Throughout his first detention, Mohammed was given no documentation whatsoever relating to accusations, potential charges, investigations, or any evidence against him. He was unable to prepare an effective legal defence with his lawyer, with whom he only had a single opportunity to confer, in the second half of September. Aside from this one meeting, Mohammed saw his lawyer only in court; in some sessions they were not even seated together. After an initial period of detention of up to 30 days by order of State Security – acting under Article 7 of the State Security Bureau Law – responsibility for a detainee’s continued jailing shifts to the Office of Public Prosecution, which under Article 33.2 of the Code of Criminal Procedure must then make a case for continued detention before a court once every 30 days. In Mohammed’s case these court dates were treated purely as a technicality and he was granted no substantive right to contest his continued detention, as the refusal to let him meet with a lawyer shows. Mohammed was held for the initial four months of detention by the State Security Bureau, at a site within a large compound which also houses a major Ministry of Interior building (just to the east of the neighborhood known as Fereej bin Omran). In November he was transferred to another detention facility, located next to the Industrial Area bridge on Salwa road leading out of Doha. Information independently gathered by Amnesty International indicates that this is the main pre-trial detention facility in Qatar, though it does not appear in online maps. Mohammed was held there for the final month of his detention.

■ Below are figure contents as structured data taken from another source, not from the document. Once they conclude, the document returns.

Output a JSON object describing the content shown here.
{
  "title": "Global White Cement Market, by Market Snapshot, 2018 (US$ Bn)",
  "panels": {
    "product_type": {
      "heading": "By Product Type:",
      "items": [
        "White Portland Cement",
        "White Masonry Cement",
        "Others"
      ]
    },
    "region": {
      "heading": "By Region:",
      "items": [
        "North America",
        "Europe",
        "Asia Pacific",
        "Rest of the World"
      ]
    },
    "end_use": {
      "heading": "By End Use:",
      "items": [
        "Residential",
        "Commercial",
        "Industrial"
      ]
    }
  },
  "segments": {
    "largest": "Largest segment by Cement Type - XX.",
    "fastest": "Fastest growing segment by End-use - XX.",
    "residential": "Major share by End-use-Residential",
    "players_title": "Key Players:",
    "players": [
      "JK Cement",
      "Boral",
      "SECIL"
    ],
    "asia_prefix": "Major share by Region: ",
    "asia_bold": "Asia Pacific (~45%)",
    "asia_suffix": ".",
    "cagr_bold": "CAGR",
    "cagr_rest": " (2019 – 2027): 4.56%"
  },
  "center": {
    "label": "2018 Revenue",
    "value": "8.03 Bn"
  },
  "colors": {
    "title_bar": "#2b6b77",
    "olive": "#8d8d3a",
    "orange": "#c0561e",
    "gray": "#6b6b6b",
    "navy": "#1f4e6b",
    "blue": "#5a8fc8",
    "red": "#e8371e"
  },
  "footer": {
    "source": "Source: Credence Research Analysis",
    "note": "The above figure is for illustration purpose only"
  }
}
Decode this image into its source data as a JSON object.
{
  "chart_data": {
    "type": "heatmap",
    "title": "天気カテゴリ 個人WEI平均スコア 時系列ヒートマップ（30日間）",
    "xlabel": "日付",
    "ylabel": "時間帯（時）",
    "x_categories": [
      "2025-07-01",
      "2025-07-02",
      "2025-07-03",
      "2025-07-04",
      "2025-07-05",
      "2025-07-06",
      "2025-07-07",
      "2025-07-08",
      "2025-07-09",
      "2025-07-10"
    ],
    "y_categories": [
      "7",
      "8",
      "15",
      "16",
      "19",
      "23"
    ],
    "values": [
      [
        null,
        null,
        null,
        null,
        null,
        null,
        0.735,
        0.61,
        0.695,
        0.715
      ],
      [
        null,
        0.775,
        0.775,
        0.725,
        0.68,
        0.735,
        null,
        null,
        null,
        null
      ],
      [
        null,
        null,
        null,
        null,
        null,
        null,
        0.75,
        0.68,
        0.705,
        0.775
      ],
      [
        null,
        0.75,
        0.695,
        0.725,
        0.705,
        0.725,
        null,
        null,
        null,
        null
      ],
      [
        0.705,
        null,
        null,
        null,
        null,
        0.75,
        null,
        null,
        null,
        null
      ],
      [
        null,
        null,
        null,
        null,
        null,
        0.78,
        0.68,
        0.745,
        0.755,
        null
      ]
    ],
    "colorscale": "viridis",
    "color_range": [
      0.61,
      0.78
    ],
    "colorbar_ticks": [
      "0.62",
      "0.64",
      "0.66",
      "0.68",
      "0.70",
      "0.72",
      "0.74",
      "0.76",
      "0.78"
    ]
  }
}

After his release he was held in Qatar under travel ban, preventing him from returning to his businesses and livelihood in the U.S. Mohammed was increasingly vocal about the travel ban, and in August 2020 Amnesty International published a statement identifying his ban as one of several arbitrary administrative punishments imposed on Qatari citizens. Over the next six weeks Mohammed cited the piece repeatedly on his Twitter account, @mohdalsulait74i. On 4 October he was detained from his home, seemingly without a warrant, and his Twitter account abruptly disappeared, though many examples of its content – such as his call for an online poll to tally of the number of Qataris under travel ban – remain preserved through the Internet Archive project. After his detention Amnesty wrote to Qatar’s National Human Rights Committee (NHRC), Office of Public Prosecution, and Government Communications Office, in an effort to clarify his fate. On 19 October NHRC replied stating that Mohammed is being detained by State Security for investigation of unspecified “State Security Crimes”. Mohammed was held incommunicado for nearly two weeks after his detention, and to date has been granted only one phone call with his family. The Working Group on Arbitrary Detention noted in its recently published report on Qatar that during its official visit to Doha in 2019 it was not permitted to visit the State Security detention center, that the law governing this agency’s power of detention grants it an exceptional and highly problematic level of discretionary power, and that “the Working Group was informed that in practice, such detention leads to very long periods of deprivation of liberty, in violation of international human rights norms.”